WASHINGTON, D.C. (RFD NEWS) — USDA’s first full 2026/27 outlook points to tighter supplies for several major farm commodities, with higher projected prices for corn, soybeans, wheat, cotton, rice, cattle, and milk. The May WASDE sets the first new-crop baseline while planting is still underway, so weather and acreage changes can still shift the numbers.
Corn production is projected at 16.0 billion bushels, down 6 percent from last year on fewer acres and a 183-bushel trend yield. Exports are forecast at 3.2 billion bushels, down 5 percent, while ending stocks fall 185 million bushels. USDA projects the season-average corn price at $4.40 per bushel, up 25 cents.

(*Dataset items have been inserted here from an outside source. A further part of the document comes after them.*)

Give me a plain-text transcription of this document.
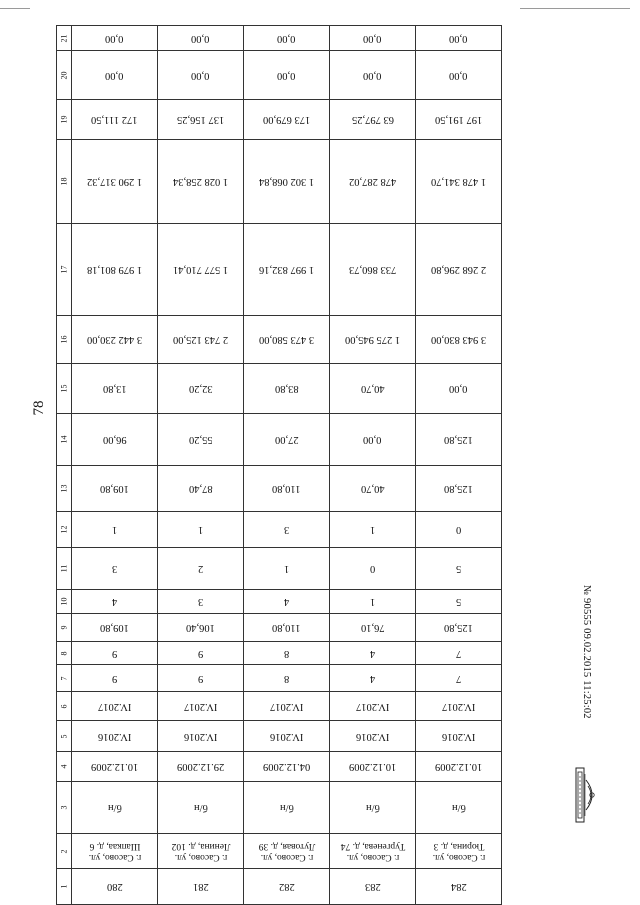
78
21	0,00	0,00	0,00	0,00	0,00
20	0,00	0,00	0,00	0,00	0,00
19	172 111,50	137 156,25	173 679,00	63 797,25	197 191,50
18	1 290 317,32	1 028 258,34	1 302 068,84	478 287,02	1 478 341,70
17	1 979 801,18	1 577 710,41	1 997 832,16	733 860,73	2 268 296,80
16	3 442 230,00	2 743 125,00	3 473 580,00	1 275 945,00	3 943 830,00
15	13,80	32,20	83,80	40,70	0,00
14	96,00	55,20	27,00	0,00	125,80
13	109,80	87,40	110,80	40,70	125,80
12	1	1	3	1	0
11	3	2	1	0	5
10	4	3	4	1	5
9	109,80	106,40	110,80	76,10	125,80
8	9	9	8	4	7
7	9	9	8	4	7
6	IV.2017	IV.2017	IV.2017	IV.2017	IV.2017
5	IV.2016	IV.2016	IV.2016	IV.2016	IV.2016
4	10.12.2009	29.12.2009	04.12.2009	10.12.2009	10.12.2009
3	б/н	б/н	б/н	б/н	б/н
2	г. Сасово, ул. Шапкаа, д. 6	г. Сасово, ул. Ленина, д. 102	г. Сасово, ул. Лутовая, д. 39	г. Сасово, ул. Тургенева, д. 74	г. Сасово, ул. Тюрина, д. 3
1	280	281	282	283	284
№ 90555 09.02.2015 11:25:02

Wheat carried one of the strongest market signals. NASS forecasts winter wheat production at 1.05 billion bushels, down 25 percent from 2025, with hard red winter wheat down 36 percent to 515 million bushels. WASDE projects all-wheat production at 1.561 billion bushels, ending stocks down 18 percent, and the season-average price at $6.50 per bushel.
Soybeans look more mixed. USDA projects a 4.435 billion-bushel crop, up 173 million bushels, with crush rising to 2.750 billion bushels due to strong soybean oil demand for biofuels. Exports are projected at 1.630 billion bushels, and ending stocks fall to 310 million bushels. The season-average soybean price is forecast at $11.40 per bushel.
Cotton production is projected at 13.30 million bales, down 600,000 from 2025/26, while exports rise to 12.30 million bales. Rice production is projected to be 15 percent lower at 175.2 million hundredweight, with the season-average price rising to $13.50 per hundredweight.
Livestock remains split. USDA lowers 2026 beef production and raises beef imports on tight cattle supplies and strong demand for lean processing beef, while pork production and exports are raised for the second half of the year.
Sugar also tightens, with beet sugar production projected at 4.722 million short tons, raw value, and harvested area at its lowest level since 2019/20.